The private Channel 2 has a shorter main news format (15–20 minutes) every night at 18:30, but it is not any more sensationalist than the public broadcasting news. The current affairs programme that follows, Ísland í dag, can, however, be said to be more sensationalist, as it focuses more on human interest stories and not just on politics or economic affairs. Kompás,an investigative programme, scrapped for economic reasons in 2009 on Channel 2, restarted in 2019, but it is only aired online on vísir.is.
Both RÚV’s and Sýn’s radio channels have short news flashes every hour. RÚV has two main news formats, at 12:20 and 18:00, 20–30 minutes long. Sýn’s radio Bylgjan has a 15–minute main news format at 12:00, and broadcasts Channel 2’s evening news at 18:30. Both offer two-hour–long morning and afternoon news magazines on weekdays. RÚV’s Radio 1 also has a weekly foreign affairs magazine (Heimskviður) and a weekly discussion format on current affairs. Furthermore, public and private television and radio provide podcasts and are available as web-TV and radio. RÚVRadio 1 used to have regional news format broadcast before the main evening news in the northern, western, and eastern regions of Iceland, but that was cut in 2009.
There are many online news sites, with the most-read ones being affiliates of established media, but there are also online-only news sites (see Indicator E1 – Media ownership concentration national level). All online news sites have a variety of formats: short breaking news, long-reads, short television news formats, and podcasts.
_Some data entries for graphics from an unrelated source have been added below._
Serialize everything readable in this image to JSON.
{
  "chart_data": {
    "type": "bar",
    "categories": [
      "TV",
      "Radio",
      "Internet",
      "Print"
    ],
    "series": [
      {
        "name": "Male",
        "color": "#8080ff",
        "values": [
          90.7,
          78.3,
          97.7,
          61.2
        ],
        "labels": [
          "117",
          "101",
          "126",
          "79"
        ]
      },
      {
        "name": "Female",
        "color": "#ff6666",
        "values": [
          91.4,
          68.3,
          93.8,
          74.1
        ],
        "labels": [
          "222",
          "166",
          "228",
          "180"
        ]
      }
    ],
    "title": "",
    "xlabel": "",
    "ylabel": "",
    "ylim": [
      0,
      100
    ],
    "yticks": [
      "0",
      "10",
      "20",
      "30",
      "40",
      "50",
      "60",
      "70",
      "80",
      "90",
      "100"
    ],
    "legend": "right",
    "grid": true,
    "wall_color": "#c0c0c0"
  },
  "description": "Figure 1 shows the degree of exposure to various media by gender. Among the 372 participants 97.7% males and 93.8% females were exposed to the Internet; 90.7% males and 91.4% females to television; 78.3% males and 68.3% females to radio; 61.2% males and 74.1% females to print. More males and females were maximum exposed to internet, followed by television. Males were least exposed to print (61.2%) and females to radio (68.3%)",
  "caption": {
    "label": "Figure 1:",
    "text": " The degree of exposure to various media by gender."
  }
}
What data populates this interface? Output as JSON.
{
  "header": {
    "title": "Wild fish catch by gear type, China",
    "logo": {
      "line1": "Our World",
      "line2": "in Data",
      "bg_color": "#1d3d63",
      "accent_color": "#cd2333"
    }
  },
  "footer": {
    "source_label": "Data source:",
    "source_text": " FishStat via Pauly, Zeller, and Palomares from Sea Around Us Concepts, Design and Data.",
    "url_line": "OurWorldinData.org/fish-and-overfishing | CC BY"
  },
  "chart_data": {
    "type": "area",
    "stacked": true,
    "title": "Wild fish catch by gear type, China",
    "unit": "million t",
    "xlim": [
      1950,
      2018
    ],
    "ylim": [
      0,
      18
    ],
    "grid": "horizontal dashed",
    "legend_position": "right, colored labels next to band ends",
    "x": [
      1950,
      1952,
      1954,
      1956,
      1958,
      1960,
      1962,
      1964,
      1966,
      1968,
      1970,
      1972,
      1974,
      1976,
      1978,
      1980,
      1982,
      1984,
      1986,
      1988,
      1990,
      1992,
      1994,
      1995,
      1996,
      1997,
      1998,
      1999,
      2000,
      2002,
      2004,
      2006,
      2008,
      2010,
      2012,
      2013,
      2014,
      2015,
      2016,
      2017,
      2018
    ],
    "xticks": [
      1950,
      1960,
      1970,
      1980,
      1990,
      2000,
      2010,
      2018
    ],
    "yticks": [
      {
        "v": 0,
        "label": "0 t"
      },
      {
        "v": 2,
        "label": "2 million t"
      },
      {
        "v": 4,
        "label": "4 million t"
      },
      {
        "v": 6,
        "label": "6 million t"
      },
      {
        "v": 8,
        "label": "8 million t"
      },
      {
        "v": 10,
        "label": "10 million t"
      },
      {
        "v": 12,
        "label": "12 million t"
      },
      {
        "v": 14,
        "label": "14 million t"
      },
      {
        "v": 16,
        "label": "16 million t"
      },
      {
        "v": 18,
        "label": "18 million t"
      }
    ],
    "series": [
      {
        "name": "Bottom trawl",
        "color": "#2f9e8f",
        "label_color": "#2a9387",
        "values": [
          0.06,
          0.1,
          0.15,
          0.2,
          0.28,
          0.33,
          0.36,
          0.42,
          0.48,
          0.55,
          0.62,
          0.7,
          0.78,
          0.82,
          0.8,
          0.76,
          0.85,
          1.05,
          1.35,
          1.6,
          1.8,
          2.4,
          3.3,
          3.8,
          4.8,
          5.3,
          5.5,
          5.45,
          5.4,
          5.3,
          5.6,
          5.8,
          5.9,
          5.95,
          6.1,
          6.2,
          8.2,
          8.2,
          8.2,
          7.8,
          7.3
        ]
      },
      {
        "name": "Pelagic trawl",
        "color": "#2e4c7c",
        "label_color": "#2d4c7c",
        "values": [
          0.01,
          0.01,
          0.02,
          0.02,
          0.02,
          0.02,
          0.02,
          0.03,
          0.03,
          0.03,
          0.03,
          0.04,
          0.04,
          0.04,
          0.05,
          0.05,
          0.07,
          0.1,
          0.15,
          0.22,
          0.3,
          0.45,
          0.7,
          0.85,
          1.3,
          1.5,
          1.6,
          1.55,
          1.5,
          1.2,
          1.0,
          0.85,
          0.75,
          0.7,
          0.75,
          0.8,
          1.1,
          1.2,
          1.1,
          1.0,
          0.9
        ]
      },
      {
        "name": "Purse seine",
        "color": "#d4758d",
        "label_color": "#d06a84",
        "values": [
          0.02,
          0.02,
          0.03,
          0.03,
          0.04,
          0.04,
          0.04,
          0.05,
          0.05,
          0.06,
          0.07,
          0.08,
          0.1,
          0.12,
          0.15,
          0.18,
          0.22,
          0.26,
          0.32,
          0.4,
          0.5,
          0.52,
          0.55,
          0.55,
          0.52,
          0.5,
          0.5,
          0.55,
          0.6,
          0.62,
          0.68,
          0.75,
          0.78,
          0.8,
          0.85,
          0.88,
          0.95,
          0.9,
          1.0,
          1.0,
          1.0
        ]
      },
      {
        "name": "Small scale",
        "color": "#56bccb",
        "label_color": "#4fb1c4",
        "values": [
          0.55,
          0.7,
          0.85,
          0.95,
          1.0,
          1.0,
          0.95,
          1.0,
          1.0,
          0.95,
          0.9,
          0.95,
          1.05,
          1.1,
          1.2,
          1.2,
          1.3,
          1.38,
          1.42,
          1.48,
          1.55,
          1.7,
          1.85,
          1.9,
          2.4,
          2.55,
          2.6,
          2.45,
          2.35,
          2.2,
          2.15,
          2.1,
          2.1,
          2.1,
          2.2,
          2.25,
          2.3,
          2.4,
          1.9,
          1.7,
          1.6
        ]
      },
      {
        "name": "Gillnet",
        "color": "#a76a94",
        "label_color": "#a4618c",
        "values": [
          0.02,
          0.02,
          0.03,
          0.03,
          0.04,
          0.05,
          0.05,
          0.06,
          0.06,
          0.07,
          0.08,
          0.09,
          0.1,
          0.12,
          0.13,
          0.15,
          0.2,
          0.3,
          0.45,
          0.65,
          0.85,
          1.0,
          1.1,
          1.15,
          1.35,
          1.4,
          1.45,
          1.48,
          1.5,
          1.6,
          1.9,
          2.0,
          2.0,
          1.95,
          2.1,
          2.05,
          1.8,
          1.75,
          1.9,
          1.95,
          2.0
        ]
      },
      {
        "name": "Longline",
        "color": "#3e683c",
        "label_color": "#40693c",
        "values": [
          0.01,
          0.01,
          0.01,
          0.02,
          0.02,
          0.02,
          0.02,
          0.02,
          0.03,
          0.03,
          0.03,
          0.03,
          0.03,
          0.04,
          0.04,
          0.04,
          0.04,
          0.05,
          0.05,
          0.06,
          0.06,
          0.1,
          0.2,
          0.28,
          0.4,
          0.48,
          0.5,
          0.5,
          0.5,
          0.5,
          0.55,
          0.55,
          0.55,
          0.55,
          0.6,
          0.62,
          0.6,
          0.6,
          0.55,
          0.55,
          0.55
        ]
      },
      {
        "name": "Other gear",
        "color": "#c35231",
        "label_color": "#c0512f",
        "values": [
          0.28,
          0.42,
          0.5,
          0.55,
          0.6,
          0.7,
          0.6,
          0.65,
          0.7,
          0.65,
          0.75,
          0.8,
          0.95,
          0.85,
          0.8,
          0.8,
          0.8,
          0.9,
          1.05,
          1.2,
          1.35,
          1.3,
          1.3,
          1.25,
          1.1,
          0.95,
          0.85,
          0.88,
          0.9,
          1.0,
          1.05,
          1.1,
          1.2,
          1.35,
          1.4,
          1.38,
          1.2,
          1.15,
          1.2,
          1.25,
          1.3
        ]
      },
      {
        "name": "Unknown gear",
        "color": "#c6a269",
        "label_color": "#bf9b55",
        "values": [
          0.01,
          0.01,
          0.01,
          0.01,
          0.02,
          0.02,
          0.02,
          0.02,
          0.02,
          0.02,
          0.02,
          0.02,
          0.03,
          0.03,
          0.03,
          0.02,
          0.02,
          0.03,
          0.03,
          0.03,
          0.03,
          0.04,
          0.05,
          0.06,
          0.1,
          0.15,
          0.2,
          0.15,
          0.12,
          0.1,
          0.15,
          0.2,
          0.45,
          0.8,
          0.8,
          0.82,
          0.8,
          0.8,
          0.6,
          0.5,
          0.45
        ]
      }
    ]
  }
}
It is a distinctive characteristic of the Icelandic press market that it has “produced neither elite-oriented quality papers nor extremely populistic tabloids” (Karlsson 2004: 242). In a market as small as in Iceland, there is little room for readership segregation based on purchasing capacity and other socioeconomic divisions, and Icelandic newspapers mostly cater to the general public for their readership.